Chasse aux papillons
Sauf que la figure centrale de My Heart is that Eternal Rose n’est pas le beau tueur mollement incarné par Kenny Bee, le gentil homme de main chevaleresque joué par un Tony Leung Chiu Wai déjà impeccable, voir même l’inquiétant gangster porté par Michael Chan, mais bien la douce et belle Lap, soit une Joey Wang très loin de l’évanescence espiègle d’Histoires de fantômes chinois et Green Snake. Amante retrouvée de l’un, objet de fascination du second et possession du troisième, elle imprègne le film d’une sensibilité plus féminine, d’une sophistication beaucoup plus proche du cinéma habituel de Patrick Tam. Par son regard à elle, par ses espoirs vites éteins dans le fatalisme sans retour, par son romantisme désespéré, le cinéaste transforme son film en quête furieusement sentimentale, en escapade condamnée. Un romantisme somptueux fait de trajectoires contrariées, de destins croisés mais aux rencontres éphémères, qui nait de compositions de plans savamment agencées (multiplication des profondeurs de champs contrariées), d’un montage imposant les ruptures et les instantanés… Sans compter sur la photo éblouissante de Christopher Doyle dont les couleurs vives, voir incandescentes, contraste habilement avec les rares visions d’horizons naturels pleins de promesses. Ponctués par une bande son entêtante de pop chinoise, le film fait irrémédiablement penser au travail naissant de Wong Kar Wai, ex-scénariste sur Final Victory, et pour qui Patrick Tam prendra en charge le montage de Nos Années sauvages et Les Cendres du temps.
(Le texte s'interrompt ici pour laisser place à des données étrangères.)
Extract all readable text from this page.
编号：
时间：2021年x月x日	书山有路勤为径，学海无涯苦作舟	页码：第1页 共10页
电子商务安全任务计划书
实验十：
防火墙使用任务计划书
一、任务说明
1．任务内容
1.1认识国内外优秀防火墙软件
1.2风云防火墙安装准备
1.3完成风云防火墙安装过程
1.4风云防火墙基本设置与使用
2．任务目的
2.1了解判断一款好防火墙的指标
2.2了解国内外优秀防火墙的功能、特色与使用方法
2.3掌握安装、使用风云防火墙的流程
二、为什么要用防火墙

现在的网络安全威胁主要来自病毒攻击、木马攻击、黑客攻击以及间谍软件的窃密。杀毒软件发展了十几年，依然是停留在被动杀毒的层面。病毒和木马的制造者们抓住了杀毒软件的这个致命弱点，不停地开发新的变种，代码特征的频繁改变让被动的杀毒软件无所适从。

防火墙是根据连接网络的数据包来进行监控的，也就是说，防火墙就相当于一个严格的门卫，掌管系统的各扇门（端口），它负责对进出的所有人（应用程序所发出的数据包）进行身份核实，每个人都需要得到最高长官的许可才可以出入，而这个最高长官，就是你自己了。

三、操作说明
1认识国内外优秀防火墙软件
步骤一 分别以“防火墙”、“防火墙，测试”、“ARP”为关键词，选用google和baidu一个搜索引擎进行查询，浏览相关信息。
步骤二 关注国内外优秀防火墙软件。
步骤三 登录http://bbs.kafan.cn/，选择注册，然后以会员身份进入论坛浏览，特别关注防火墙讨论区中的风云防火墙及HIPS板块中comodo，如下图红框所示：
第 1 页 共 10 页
Cette proximité n’enlève rien à la poésie cinégénique de My Heart is that Eternal Rose, bien au contraire.
Image
Nouvelle très belle copie chez Spectrum pour un film inédit de surcroit. Par évident que le film soit passé par une restauration à la source, mais les cadres sont effectivement très propres et stables et laissent se découvrir quelques belles profondeurs de champs et des couleurs à la chaleur jusque-là plutôt éteinte sur les supports antérieur. Une nette amélioration plastique, révélant mieux que jamais l’élégance de la photographie mais qui effectivement a un peu du mal parfois à se départir entre les effets vaporeux, les séquences sombres et un grain (de pellicule, mais aussi numérique) un poil envahissant.
Son
Proposée autant dans sa stéréo d’origine que dans un 5.1 plus actuel, la bande sonore du film reste de toute façon essentiellement frontale, avec tout de même quelques petits effets discrets de dynamisation pour la seconde. Elles n’arrivent pas toujours à dissimuler des effets de montage très marqués : coupure sèche, post-synchro, léger souffle parfois et même un ou deux pops immanquables.
Interactivité
Spectrum films semble prendre solidement ses aises d’édition en édition du coté de ses contenus bonus. Impossible une nouvelle fois de passer à côté de la présentation éclairée et complète d’Arnaud Lanuque, mais l’offre est loin de s’arrêter à cela. On découvre ainsi une interview inédite du réalisateur par ce dernier, évoquant ses débuts de cinéphile, ses premiers pas à la télévision et ses différentes réalisations cinéma souvent malmenées par des considérations économiques. Il y est bien entendu question de My Heart is that Eternal Rose, des petits soucis de production jusqu’au choix un peu forcé de Kenny Bee en tête d’affiche. Un acteur qui va encore en prendre un peu plein la tête lors de la rencontre filmée avec le producteur John Sham (comme pour le Bluray de People’s Hero), lui aussi conscient des limites de ce dernier. Une nouvelle occasion de rappeler la notable liberté connue par les cinéastes chez D&B Films. A cela s’ajoute une analyse vidéo croisant thématiques, construction de plan et jeu de lumière, ainsi qu’un documentaire nommé In The Mood for Doyle. Un doc produit par Arte et réalisé par Yves Montmayer (Citizen Kitano) en 2007 qui sous prétexte d’aller à la rencontre du célèbre chef opérateur scrute autant la géographie de Hong-Kong que sa nouvelle génération de créateur locaux en compagnie d’Olivier Assayas, Gus Van Sant, Fruit Chan ou Wong Kar Wai. Une très jolie balade.
Liste des bonus
Présentation de Arnaud Lanuque (8’), Rencontre avec Patrick Tam (26’), Essai vidéo (30’), Interview de John Sham producteur (35’), In the Mood for Doyle – documentaire de Yves Montmayeur (54’) et bande-annonce.